Linn Getz et ses collègues ont appliqué ces taux à
la population adulte entière du comté norvégien de
Nord-Trondelag [2]. La Nord-Trondelag Health Survey a collecté les mesures de pression artérielle et
de cholestérol des 62 000 adultes âgés de 20 à
79 ans en 1995-97. Selon les guidelines européens, la moitié de la population serait considérée
comme à risque dès l’âge de 24 ans, 90 % à
49 ans ; et plus de 76 % de la population adulte
seraient « à risque élevé ». Pourtant, l’espérance
de vie à la naissance était en Norvège de 81 ans, à
peu près comme en France, l’une des plus longues
depuis toujours.

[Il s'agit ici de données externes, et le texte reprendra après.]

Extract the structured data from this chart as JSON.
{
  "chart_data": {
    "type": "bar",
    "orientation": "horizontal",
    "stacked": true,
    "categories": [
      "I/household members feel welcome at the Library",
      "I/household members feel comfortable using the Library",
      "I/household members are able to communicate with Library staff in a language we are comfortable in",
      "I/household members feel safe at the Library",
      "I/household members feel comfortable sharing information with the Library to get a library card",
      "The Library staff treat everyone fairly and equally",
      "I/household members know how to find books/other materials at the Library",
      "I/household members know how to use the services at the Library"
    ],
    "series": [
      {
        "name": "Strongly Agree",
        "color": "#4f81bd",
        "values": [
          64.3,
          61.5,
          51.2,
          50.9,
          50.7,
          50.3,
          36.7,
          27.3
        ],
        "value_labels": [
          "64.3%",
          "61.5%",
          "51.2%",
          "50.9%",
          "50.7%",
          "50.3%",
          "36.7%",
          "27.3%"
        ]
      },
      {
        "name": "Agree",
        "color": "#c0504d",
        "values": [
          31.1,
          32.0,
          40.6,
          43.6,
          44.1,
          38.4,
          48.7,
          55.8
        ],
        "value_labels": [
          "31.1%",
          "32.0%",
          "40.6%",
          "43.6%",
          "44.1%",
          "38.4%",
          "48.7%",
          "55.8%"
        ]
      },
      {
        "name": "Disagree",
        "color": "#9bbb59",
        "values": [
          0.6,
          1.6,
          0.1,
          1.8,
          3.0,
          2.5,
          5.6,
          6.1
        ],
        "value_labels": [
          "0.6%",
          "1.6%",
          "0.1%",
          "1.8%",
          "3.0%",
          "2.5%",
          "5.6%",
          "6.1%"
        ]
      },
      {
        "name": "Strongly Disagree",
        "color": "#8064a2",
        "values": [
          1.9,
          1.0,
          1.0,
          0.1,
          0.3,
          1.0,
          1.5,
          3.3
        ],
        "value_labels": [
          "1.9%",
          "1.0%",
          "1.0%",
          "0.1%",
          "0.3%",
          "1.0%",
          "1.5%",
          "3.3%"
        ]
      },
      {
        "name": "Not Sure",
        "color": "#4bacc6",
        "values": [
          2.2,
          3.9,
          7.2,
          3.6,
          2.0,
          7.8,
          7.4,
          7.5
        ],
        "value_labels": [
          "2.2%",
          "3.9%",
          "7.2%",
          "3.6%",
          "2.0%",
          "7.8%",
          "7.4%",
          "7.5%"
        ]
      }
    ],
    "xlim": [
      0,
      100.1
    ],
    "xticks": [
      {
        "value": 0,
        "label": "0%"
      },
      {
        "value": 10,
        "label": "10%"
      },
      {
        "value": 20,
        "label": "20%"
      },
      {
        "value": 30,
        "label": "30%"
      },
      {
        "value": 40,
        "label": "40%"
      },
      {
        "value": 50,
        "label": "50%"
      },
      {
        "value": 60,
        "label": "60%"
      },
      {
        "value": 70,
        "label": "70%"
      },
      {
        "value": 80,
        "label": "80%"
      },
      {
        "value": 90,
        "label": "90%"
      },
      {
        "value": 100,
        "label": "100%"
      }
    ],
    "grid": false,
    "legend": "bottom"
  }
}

C’est invraisemblable : il n’est
simplement pas possible que les 3/4 d’une population ayant l’une des plus longues espérances de
vie de l’histoire soit à risque accru de mort prématurée ! La crainte est inhérente à chaque consultation de santé préventive qui suit ces lignes directrices ; la crainte elle-même jette une ombre sur la vie
et sape la santé ; elle génère massivement surdiagnostic et effets adverses iatrogènes.
Dire la vérité
L’écrivain John Berger semble identifier ce qui
importe vraiment dans la vie comme étant le fait
de dire la vérité dans toute relation humaine.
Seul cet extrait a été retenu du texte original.